BETTER LATE THAN NEVER

The Senate is finally entering the 21st century in at least one way. Tucked into last month’s government spending bill was a provision requiring Senate candidates to file their campaign financial reports electronically, which House of Representatives and Presidential campaigns have been required to do since 2001.

Supporters are calling this a win for transparency, making political money disclosures more accurate and easier to access. E-filing will also reportedly save taxpayers $1 million every year. It will now be easier than ever for voters, reporters, and opponents to investigate a candidate’s campaign financials and “follow the money,” gaining insights into who funders are and what that may mean for policymaking should the candidate win.

GONE WITH THE WIND?

Achieving policy and business objectives in the public arena doesn’t simply happen by chance. Instead, it takes a broad, concerted effort, as well as a deep understanding of the oppositional forces you’re up against.

Recently in Texas, one energy company found this truth out the hard way when it had to stop plans to build two large wind farms on the Texas-Oklahoma state line.

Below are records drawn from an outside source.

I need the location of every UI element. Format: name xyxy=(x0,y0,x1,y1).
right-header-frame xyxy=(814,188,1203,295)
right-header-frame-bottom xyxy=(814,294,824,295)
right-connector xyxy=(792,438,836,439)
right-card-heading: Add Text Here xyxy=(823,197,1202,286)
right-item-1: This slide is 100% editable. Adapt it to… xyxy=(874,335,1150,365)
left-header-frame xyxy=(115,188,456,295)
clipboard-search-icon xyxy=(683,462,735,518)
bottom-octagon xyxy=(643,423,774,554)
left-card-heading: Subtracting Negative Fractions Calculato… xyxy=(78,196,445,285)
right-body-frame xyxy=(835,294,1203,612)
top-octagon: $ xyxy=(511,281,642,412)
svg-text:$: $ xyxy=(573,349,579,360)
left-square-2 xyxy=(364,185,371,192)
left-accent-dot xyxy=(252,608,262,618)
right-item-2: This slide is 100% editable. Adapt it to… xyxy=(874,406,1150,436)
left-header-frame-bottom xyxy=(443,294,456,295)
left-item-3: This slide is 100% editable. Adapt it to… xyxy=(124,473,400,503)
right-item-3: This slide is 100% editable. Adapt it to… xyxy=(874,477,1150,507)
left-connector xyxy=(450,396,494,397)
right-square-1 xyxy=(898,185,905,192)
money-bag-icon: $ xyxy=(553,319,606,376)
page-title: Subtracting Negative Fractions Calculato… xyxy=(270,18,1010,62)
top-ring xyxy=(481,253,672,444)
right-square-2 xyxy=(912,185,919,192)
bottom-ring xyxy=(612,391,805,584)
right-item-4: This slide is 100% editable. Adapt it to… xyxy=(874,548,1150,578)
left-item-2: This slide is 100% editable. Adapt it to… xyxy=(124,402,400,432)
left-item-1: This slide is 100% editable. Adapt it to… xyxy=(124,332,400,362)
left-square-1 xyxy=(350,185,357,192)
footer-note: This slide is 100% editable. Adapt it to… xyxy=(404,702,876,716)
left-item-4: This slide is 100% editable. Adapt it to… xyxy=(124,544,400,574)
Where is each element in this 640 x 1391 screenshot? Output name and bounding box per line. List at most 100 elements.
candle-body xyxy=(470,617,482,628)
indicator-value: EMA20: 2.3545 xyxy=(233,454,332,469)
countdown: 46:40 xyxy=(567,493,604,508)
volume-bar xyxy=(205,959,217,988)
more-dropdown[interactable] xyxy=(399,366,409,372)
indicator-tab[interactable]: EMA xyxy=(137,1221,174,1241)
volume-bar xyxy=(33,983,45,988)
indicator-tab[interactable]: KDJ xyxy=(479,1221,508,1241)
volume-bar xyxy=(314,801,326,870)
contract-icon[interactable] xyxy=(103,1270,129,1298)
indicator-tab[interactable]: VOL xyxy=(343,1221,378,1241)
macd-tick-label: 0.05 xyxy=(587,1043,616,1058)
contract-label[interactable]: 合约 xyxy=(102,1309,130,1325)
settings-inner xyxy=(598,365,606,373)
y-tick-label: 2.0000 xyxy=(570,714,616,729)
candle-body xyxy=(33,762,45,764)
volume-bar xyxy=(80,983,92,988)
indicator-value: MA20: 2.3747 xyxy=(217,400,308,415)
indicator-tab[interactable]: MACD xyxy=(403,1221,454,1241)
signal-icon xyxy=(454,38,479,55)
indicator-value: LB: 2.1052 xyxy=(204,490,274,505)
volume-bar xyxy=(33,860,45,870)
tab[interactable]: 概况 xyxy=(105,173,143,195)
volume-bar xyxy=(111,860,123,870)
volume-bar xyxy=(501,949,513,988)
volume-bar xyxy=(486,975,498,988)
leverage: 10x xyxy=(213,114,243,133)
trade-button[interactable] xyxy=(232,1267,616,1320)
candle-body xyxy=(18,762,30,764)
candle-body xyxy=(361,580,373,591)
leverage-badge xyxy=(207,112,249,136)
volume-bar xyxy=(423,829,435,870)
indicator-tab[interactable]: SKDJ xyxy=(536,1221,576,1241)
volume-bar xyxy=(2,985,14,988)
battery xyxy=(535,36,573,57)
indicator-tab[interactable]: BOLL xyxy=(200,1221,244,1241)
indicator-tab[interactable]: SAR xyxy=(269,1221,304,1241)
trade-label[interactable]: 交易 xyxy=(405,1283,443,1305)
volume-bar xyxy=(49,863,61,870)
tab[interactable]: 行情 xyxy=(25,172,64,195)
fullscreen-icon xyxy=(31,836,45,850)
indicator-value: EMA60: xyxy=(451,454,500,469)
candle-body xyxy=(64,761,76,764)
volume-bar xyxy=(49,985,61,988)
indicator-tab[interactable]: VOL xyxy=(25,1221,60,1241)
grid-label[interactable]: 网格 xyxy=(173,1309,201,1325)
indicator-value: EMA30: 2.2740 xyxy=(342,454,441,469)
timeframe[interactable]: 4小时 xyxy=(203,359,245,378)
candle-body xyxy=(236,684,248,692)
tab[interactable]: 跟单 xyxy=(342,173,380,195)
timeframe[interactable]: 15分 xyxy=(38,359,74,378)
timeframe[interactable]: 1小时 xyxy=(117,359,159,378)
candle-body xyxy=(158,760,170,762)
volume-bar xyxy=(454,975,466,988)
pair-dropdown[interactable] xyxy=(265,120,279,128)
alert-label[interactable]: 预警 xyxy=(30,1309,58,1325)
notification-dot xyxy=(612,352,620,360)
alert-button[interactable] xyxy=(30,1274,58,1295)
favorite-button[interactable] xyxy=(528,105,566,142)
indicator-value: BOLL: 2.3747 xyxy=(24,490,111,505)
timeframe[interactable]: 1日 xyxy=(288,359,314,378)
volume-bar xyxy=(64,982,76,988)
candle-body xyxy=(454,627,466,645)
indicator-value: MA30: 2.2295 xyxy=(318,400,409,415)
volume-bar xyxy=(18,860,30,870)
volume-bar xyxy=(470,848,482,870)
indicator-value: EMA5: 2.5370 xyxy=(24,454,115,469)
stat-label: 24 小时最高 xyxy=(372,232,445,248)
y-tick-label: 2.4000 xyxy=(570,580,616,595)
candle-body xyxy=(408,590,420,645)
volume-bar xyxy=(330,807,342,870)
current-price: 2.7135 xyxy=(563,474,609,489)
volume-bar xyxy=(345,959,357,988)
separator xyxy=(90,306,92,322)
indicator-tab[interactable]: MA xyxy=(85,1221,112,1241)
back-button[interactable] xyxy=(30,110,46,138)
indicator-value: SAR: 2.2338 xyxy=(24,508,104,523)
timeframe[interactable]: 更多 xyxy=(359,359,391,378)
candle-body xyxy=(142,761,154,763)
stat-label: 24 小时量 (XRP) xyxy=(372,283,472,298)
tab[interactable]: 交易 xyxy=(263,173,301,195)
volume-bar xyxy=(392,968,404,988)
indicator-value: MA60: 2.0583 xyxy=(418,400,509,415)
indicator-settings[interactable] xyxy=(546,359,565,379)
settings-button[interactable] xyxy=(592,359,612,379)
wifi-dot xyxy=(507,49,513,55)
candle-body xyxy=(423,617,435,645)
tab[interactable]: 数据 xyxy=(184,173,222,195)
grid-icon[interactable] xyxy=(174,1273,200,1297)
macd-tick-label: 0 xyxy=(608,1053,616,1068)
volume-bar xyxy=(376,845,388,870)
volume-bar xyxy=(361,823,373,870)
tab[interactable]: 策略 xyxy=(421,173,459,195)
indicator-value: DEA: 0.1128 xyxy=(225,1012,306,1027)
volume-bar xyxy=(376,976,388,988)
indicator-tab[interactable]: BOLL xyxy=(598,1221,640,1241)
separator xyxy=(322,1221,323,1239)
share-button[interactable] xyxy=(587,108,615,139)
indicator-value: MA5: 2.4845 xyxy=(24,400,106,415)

The company’s plans were criticized by anti-wind farm activists, politicians, fighter pilots from nearby Sheppard Air Force base, and researchers from a local university. If the company had done the right research early in its process, it could have looked into the common threads tying these stakeholders together: a local landowner and oil investor, who likely coordinated the network of opposition, and who the company could have engaged early in an attempt to address any legitimate concerns he may have had before enabling a broad public affairs effort against it.

In any endeavor, it is critical to be deeply informed on the landscape of interests and stakeholders that could potentially engage on a given issue. When you proactively do so, you understand what you are up against, the concerns and issues motivating the opposition, and what may be done to gain the social permission needed to achieve your objectives.

FAKE ADS IN THE HOMESTRETCH

There are 24 days until election day 2018, and now is a good time to remind our readers that things are not always as they seem, especially when it comes to political ads on social media. A good example of this is a series of political ads attacking Republicans, which have been traced to Tierney Lawrence, a Democratic law firm in Colorado. Under the guise of four newly incorporated limited liability companies, with names such as “Right Call Media LLC” and “Smashbutton Media LLC,” the law firm is running crude ads attacking Republican Party policies, donors, and candidates, as well as other crude ads – one of which hails the physical appearance of a Democratic lawmaker.

The firm’s four companies have purchased more than 2,000 ads, used various Facebook pages, and have gone to extraordinary lengths to conceal identities and motives. As we enter the homestretch before midterms, it is more important than ever to dig a little deeper to obtain an information advantage that will help you discern the true nature of what you see online.